Because in times of soaring inflation and interest rates, wear and tear thresholds can pose a problem. Certainly they are intended
to protect the borrower against excessive rates that would be offered to him, writes the state.
Interest rates that are too high could put the borrower in a difficult financial situation.But in the current context, they can also
limit access to credit for households, particularly modest ones”, observes Michel Mouillart, economist, housing specialist.
3. How can the rate of wear turn against the borrower?
To understand, we must remember how it is calculated. The Banque de France uses the average effective rates recorded in the previous quarter and adds a third. This wear threshold then applies for a quarter.

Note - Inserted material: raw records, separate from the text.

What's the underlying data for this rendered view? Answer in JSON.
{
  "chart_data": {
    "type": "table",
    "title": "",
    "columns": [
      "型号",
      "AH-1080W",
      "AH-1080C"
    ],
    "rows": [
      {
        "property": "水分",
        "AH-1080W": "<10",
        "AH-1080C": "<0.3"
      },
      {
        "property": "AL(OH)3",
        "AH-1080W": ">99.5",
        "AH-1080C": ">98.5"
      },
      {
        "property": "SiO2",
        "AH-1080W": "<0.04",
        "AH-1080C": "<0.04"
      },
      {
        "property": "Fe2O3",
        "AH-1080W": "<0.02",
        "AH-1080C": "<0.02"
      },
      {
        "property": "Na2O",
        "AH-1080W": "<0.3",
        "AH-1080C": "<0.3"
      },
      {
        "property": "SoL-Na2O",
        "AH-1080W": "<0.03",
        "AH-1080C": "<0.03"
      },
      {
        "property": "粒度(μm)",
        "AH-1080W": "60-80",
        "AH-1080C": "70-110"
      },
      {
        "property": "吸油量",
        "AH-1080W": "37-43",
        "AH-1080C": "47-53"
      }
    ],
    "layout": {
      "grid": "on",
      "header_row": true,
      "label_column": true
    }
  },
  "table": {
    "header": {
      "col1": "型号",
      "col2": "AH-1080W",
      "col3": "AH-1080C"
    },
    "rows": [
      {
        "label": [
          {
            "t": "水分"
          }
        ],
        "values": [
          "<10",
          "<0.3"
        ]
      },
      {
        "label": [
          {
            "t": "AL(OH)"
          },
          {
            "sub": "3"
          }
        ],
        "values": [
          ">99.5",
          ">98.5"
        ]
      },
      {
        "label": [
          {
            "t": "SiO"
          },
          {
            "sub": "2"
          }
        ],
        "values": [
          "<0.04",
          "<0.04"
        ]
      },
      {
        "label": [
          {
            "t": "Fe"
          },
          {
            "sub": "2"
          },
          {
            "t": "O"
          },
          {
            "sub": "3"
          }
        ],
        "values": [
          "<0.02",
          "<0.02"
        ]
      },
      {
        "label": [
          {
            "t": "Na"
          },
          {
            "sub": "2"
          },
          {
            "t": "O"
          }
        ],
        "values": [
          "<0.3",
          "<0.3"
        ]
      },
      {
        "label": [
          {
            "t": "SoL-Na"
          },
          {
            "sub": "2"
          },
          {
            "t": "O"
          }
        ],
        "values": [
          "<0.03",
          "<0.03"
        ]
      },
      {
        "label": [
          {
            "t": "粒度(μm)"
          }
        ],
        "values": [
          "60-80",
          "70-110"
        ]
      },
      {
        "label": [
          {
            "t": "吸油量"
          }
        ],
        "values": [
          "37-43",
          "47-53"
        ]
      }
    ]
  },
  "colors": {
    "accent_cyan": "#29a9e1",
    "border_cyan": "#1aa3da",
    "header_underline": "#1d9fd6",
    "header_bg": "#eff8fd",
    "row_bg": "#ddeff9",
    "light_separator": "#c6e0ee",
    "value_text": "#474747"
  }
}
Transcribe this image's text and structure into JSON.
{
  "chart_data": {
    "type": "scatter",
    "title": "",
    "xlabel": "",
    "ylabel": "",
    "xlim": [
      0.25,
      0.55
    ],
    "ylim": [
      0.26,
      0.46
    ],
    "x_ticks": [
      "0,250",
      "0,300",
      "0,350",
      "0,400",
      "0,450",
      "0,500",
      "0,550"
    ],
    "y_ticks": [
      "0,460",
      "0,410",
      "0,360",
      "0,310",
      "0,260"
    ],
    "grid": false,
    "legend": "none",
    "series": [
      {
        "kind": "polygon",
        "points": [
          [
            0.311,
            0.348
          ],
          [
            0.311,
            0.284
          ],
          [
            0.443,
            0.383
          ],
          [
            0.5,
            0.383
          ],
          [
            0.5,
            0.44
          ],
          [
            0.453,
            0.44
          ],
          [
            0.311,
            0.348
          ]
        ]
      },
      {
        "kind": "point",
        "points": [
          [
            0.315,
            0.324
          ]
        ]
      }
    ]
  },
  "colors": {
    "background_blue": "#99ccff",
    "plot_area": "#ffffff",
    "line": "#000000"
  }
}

However, the rates are currently increasing from month to month,observes Maël Bernier, spokesperson for the broker Meilleurtaux.
The wear threshold based on a rate observed three months previously may therefore be too low. By adding insurance and fees, it no longer works.
4. What to do?
Unfortunately, the only solution is to borrow less or increase one’s contribution.
But low-income households have little contribution,” notes Michel Mouillart.
It is also possible to bring competition into play in terms of insurance,advises Maël Bernier.
Identical guarantees can give rise to a cost varying from simple to triple. Please note that from June 1, it will be possible to change at any time and free of charge. borrower insurance for new loan offers. And from September 1, this will also be possible for current contracts. Today, changing borrower insurance is only authorized on the anniversary date of the contract.